L’anticipation comme prédiction dans la médecine génétique et génomique

La question de l’anticipation est d’ailleurs une grande question pour la médecine, qu’aujourd’hui se décline surtout par rapport à la génétique ou à la génomique. La génomique, c’est une discipline ayant pour but d’étudier un organe ou un organisme non plus à partir de gènes isolés, comme c’était pour la génétique, mais à partir de son génome entier, visant à déterminer de manière aussi fidèle que possible la multiplicité des expressions et donc des fonctions des gènes. La médecine génomique, à son tour, est une discipline médicale émergente qui implique l’utilisation de l’information génomique des individus comme partie intégrante de leur prise en charge clinique (par exemple pour le diagnostic ou le choix thérapeutique), avec des conséquences sur la santé et des implications dans les recommandations pour l’utilisation clinique. La médecine génomique dépend ainsi de la possibilité de séquencer des génomes individuels dans un temps limité et à coût modéré, et d’interpréter l’information génomique dans un contexte médical.
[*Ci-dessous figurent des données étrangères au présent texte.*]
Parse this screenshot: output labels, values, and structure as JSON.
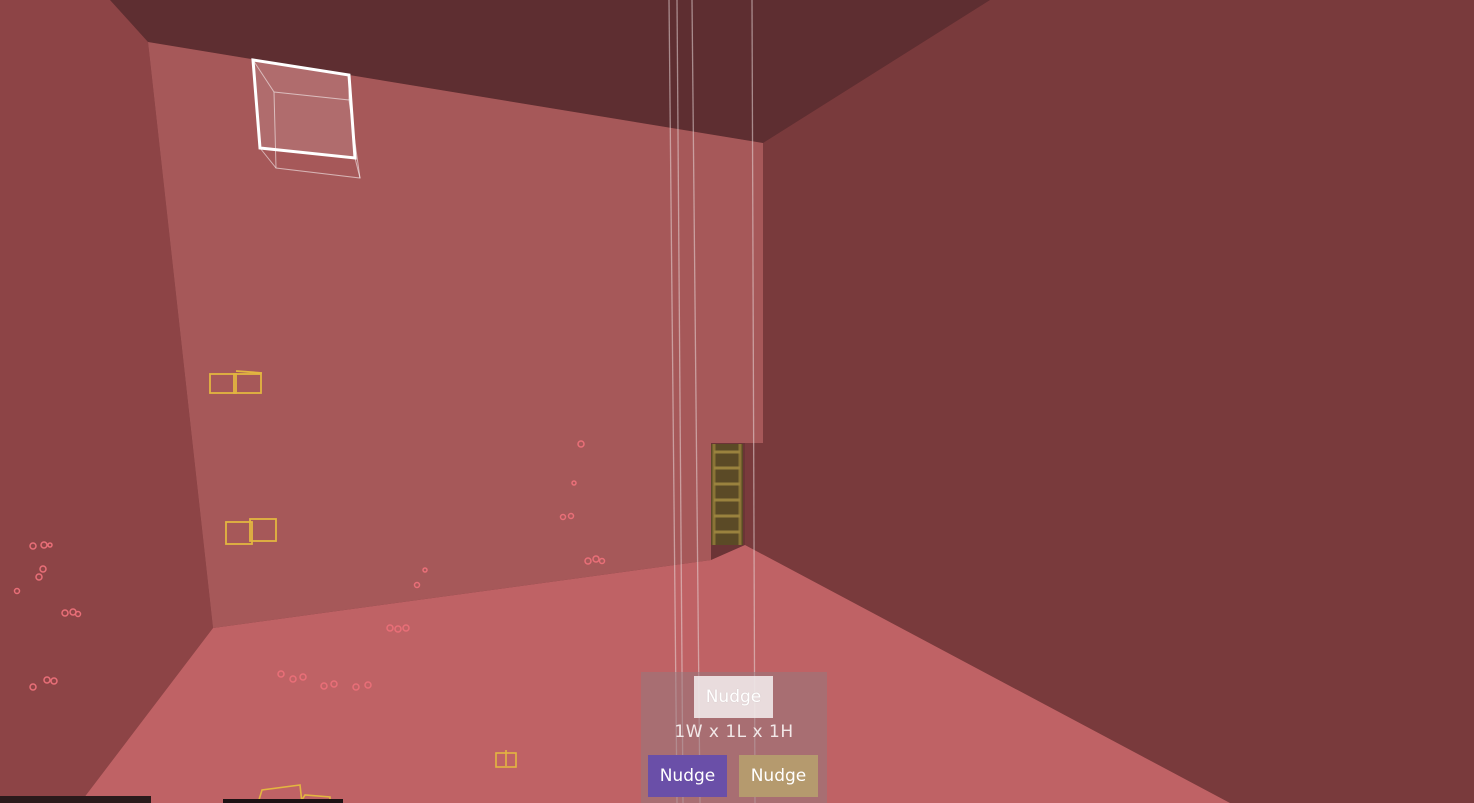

Dans ce cadre, quand on parle de techniques d’anticipation, on songe d’habitude à des techniques qui traitent les données numériques, et dont le mode d’existence est essentiellement informatique : il s’agit d’algorithmes de calcul, de modélisations, de simulation, ou encore d’outils statistiques permettant la gestion de grandes masses de données, ou Big Data. Et puisque la médecine « de précision » exploite les données de la génétique et de la génomique pour améliorer la prise en charge préventive ou précoce des patients, anticipation rime la plupart du temps, dans ce champ, avec prédiction3  : prédiction de l’émergence de certaines pathologies dans un individu, dans une population, ou encore prédiction de l’évolution des pathologies.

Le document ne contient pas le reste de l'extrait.